In this respect, Marjane's aunt Parvine plays a central role. The very embodiment of the emancipated woman, she sketches a model of independence. Relating how she managed to refuse her marriage, her place of residence and even her aquiline nose inherited from her father and an aristocratic identity she rejects, Parvine escapes her fate. In this sense, she contrasts with the other women mentioned who, out of a desire to be one with society, have ended up mutilating their own (or that of others…). No longer taboo, no longer restrained, speech is free.
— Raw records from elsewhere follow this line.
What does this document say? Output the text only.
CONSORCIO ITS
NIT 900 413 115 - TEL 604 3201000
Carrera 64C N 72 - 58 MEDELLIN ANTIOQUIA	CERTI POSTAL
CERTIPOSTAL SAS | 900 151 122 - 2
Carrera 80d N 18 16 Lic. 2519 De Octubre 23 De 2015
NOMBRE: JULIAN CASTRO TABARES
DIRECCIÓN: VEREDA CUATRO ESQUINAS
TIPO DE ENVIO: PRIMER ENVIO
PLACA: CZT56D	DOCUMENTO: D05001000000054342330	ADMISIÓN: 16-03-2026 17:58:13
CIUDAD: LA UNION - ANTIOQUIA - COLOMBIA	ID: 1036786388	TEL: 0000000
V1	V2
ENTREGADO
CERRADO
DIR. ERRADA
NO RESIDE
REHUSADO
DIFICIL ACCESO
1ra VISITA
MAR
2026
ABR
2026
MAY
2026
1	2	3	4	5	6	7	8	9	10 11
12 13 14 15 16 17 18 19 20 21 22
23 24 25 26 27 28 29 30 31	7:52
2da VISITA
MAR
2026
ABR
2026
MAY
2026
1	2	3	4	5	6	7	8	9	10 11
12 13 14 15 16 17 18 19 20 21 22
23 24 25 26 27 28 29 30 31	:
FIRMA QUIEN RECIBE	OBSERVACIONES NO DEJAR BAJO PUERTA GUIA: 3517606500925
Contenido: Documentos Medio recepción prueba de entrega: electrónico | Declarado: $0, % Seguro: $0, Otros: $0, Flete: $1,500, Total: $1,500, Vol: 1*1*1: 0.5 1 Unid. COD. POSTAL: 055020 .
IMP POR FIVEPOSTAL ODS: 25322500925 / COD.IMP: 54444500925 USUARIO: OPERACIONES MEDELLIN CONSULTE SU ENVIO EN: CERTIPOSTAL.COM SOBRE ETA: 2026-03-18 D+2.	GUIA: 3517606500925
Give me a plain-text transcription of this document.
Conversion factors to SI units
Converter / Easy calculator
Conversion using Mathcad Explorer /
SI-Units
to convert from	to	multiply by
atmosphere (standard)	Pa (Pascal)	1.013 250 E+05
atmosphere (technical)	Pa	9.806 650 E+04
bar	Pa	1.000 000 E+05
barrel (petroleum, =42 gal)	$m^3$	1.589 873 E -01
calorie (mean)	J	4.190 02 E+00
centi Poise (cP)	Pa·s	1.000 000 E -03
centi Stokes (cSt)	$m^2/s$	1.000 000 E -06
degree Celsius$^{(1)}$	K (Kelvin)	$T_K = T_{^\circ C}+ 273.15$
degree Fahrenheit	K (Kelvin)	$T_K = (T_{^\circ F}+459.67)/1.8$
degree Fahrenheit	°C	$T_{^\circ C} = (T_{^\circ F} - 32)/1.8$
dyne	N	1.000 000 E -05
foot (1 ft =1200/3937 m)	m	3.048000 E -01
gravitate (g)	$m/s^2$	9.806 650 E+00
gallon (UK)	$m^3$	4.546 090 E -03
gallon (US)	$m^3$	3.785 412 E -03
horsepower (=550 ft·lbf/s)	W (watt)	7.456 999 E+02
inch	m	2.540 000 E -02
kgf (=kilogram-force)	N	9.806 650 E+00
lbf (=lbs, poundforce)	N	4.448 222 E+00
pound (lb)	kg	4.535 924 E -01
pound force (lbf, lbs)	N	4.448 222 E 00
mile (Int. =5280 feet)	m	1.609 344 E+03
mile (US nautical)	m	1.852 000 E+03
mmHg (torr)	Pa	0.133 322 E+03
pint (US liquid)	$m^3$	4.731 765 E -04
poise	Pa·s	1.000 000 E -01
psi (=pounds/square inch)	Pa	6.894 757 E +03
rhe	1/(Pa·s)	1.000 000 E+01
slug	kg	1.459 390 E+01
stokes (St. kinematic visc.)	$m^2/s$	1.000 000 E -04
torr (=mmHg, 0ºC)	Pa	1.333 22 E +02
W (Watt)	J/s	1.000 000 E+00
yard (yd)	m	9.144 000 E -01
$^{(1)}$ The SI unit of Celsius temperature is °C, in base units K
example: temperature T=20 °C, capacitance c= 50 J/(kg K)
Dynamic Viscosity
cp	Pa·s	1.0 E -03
But if tongues are as sharp as knives, it's to better free themselves from the bonds of a regime that holds Iranian women's bodies in its grip.


“If a word burns your tongue, let it be”

As the Persian proverb says — “If a word burns your tongue, let it be”. And yet, slander and calumny are among the most despicable of sins. In Judaism, as in Islam and Christianity, lachon hara* (backbiting*) is condemned for its ability to divide people. As Sura Hujourate 49 reminds us — “O you believers, let not one group mock another, for perhaps these are better”.

But in Embroidery, is peddling just a way of mocking the absent women ? On the contrary, they are complained about, applauded or defended by Marjane and her surrounding —  ‘So he proposed to Shideh that they stay together without getting married ? But what has Shideh done ? She's gorgeous!‘you know men, as soon as you give in to them, they ignore you…’ A form of sisterhood pierces the lines. In the case of backbiting, Rav Dessler recommends bringing the three people together — the one who told, the one who listened and the one on whom the evil was hurled. Isn't this the meeting that we attend ? Ventilating their hearts, these ladies gather and associate themselves with the subjects of their tale.  

Behind her frivolous tone, Marjane Satrapi weaves a strong political discourse — the emancipation of Iranian women. As the masses of Persepolis rise up against the oppressed status of women, reading or rereading Embroidery makes perfect sense.